Welsh artist Megan Broadmeadow lives and works in Bristol. Her immersive installations and sculptural work include combinations of videos, lights and illusions. A graduate of The Slade and Goldsmiths College, she was awarded the 2015-16 Mark Tanner Sculpture Award.
In this show, Broadmeadow’s installation of sculptural and video works is inspired by disco lights such as the Astro Raggi, which was one of the first to synchronise to rhythms with its extravagant multi-coloured beams, bringing a new kind of drama to dancefloors across the world. Astro Raggi explores the relationship between one man and his lights. A quiet man, Pasquale took his knowledge of lenses from working as a cinema projectionist and combined it with an aptitude for mechanical movement. It is recorded that during the early years his mother would sit in the family kitchen and help by sticking mirrors onto the lights. Plymouth Arts Centre’s Artistic Director, Ben Borthwick, says, ‘In the two years since we commissioned Megan Broadmeadow's exhibition, her practice and profile have rapidly developed through a number of other projects. This kind of long engagement with an artist's practice is central to Plymouth Arts Centre's ethos, allowing ideas to develop in unexpected directions. Astro Raggi will be Broadmeadow’s first exhibition in a public institution and continues her rumination on the morphing of bodies and technology, minds and myth through bright colours, heavy basslines and chimeric costumes.’

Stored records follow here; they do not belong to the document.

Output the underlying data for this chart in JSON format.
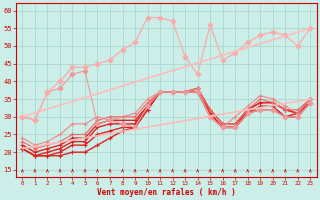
{
  "x": [
    0,
    1,
    2,
    3,
    4,
    5,
    6,
    7,
    8,
    9,
    10,
    11,
    12,
    13,
    14,
    15,
    16,
    17,
    18,
    19,
    20,
    21,
    22,
    23
  ],
  "series": [
    {
      "x": [
        0,
        1,
        2,
        3,
        4,
        5,
        6,
        7,
        8,
        9,
        10,
        11,
        12,
        13,
        14,
        15,
        16,
        17,
        18,
        19,
        20,
        21,
        22,
        23
      ],
      "y": [
        21,
        19,
        19,
        19,
        20,
        20,
        22,
        24,
        26,
        27,
        32,
        37,
        37,
        37,
        37,
        30,
        27,
        27,
        31,
        32,
        32,
        30,
        30,
        34
      ],
      "color": "#dd2222",
      "lw": 1.0,
      "marker": "+"
    },
    {
      "x": [
        0,
        1,
        2,
        3,
        4,
        5,
        6,
        7,
        8,
        9,
        10,
        11,
        12,
        13,
        14,
        15,
        16,
        17,
        18,
        19,
        20,
        21,
        22,
        23
      ],
      "y": [
        21,
        19,
        19,
        20,
        22,
        22,
        25,
        26,
        27,
        27,
        32,
        37,
        37,
        37,
        38,
        31,
        27,
        27,
        31,
        33,
        33,
        30,
        31,
        34
      ],
      "color": "#dd2222",
      "lw": 1.0,
      "marker": "+"
    },
    {
      "x": [
        0,
        1,
        2,
        3,
        4,
        5,
        6,
        7,
        8,
        9,
        10,
        11,
        12,
        13,
        14,
        15,
        16,
        17,
        18,
        19,
        20,
        21,
        22,
        23
      ],
      "y": [
        21,
        19,
        20,
        21,
        23,
        23,
        27,
        28,
        28,
        28,
        33,
        37,
        37,
        37,
        38,
        31,
        27,
        27,
        32,
        34,
        34,
        32,
        31,
        35
      ],
      "color": "#dd2222",
      "lw": 1.0,
      "marker": "+"
    },
    {
      "x": [
        0,
        1,
        2,
        3,
        4,
        5,
        6,
        7,
        8,
        9,
        10,
        11,
        12,
        13,
        14,
        15,
        16,
        17,
        18,
        19,
        20,
        21,
        22,
        23
      ],
      "y": [
        22,
        20,
        21,
        22,
        24,
        24,
        28,
        29,
        29,
        29,
        33,
        37,
        37,
        37,
        38,
        32,
        28,
        28,
        32,
        34,
        34,
        32,
        31,
        35
      ],
      "color": "#dd2222",
      "lw": 1.0,
      "marker": "+"
    },
    {
      "x": [
        0,
        1,
        2,
        3,
        4,
        5,
        6,
        7,
        8,
        9,
        10,
        11,
        12,
        13,
        14,
        15,
        16,
        17,
        18,
        19,
        20,
        21,
        22,
        23
      ],
      "y": [
        23,
        21,
        22,
        23,
        25,
        25,
        29,
        30,
        30,
        30,
        34,
        37,
        37,
        37,
        38,
        32,
        28,
        28,
        32,
        35,
        34,
        32,
        32,
        35
      ],
      "color": "#ee6666",
      "lw": 0.8,
      "marker": "+"
    },
    {
      "x": [
        0,
        1,
        2,
        3,
        4,
        5,
        6,
        7,
        8,
        9,
        10,
        11,
        12,
        13,
        14,
        15,
        16,
        17,
        18,
        19,
        20,
        21,
        22,
        23
      ],
      "y": [
        24,
        22,
        23,
        25,
        28,
        28,
        30,
        29,
        30,
        31,
        35,
        37,
        37,
        37,
        38,
        30,
        27,
        30,
        33,
        36,
        35,
        33,
        31,
        35
      ],
      "color": "#ee8888",
      "lw": 0.8,
      "marker": "+"
    },
    {
      "x": [
        0,
        1,
        2,
        3,
        4,
        5,
        6,
        7,
        8,
        9,
        10,
        11,
        12,
        13,
        14,
        15,
        16,
        17,
        18,
        19,
        20,
        21,
        22,
        23
      ],
      "y": [
        30,
        29,
        37,
        38,
        42,
        43,
        28,
        29,
        28,
        27,
        33,
        37,
        37,
        37,
        37,
        30,
        27,
        27,
        31,
        32,
        32,
        30,
        30,
        34
      ],
      "color": "#ee9999",
      "lw": 0.8,
      "marker": "D"
    },
    {
      "x": [
        0,
        1,
        2,
        3,
        4,
        5,
        6,
        7,
        8,
        9,
        10,
        11,
        12,
        13,
        14,
        15,
        16,
        17,
        18,
        19,
        20,
        21,
        22,
        23
      ],
      "y": [
        30,
        29,
        37,
        40,
        44,
        44,
        45,
        46,
        49,
        51,
        58,
        58,
        57,
        47,
        42,
        56,
        46,
        48,
        51,
        53,
        54,
        53,
        50,
        55
      ],
      "color": "#ffaaaa",
      "lw": 0.9,
      "marker": "D"
    },
    {
      "x": [
        0,
        23
      ],
      "y": [
        21,
        35
      ],
      "color": "#ffbbbb",
      "lw": 1.2,
      "marker": null
    },
    {
      "x": [
        0,
        23
      ],
      "y": [
        30,
        55
      ],
      "color": "#ffbbbb",
      "lw": 1.2,
      "marker": null
    }
  ],
  "bg_color": "#cceee8",
  "grid_color": "#aad8d0",
  "axis_color": "#cc0000",
  "xlabel": "Vent moyen/en rafales ( km/h )",
  "ylim": [
    13,
    62
  ],
  "xlim": [
    -0.5,
    23.5
  ],
  "yticks": [
    15,
    20,
    25,
    30,
    35,
    40,
    45,
    50,
    55,
    60
  ]
}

Astro Raggi is the final show in Plymouth Arts Centre's 2016 exhibition programme, which is dedicated to female artists and curators. It launched with the group exhibition The First Humans curated by Angela Kingston and has included solo exhibitions by Cardiff-based Kelly Best and artist/poet Heather Phillipson. Following Katya Sander’s Publicness the year-long programme closes with this new commission by Megan Broadmeadow.
The preview of Astro Raggi will be on Thursday 10 November, 6–8pm (preceded by the exhibition launch of Claire Hooper’s solo exhibition in The Gallery at Plymouth College of Art, 5–6.30pm).
Megan Broadmeadow will give a talk at Plymouth College of Art on Wednesday 23 November, 5.30–6.30pm (free). This talk has been programmed in partnership with The Gallery at Plymouth College of Art’s Moving Image Season.
Astro Raggi has been supported by The Elephant Trust.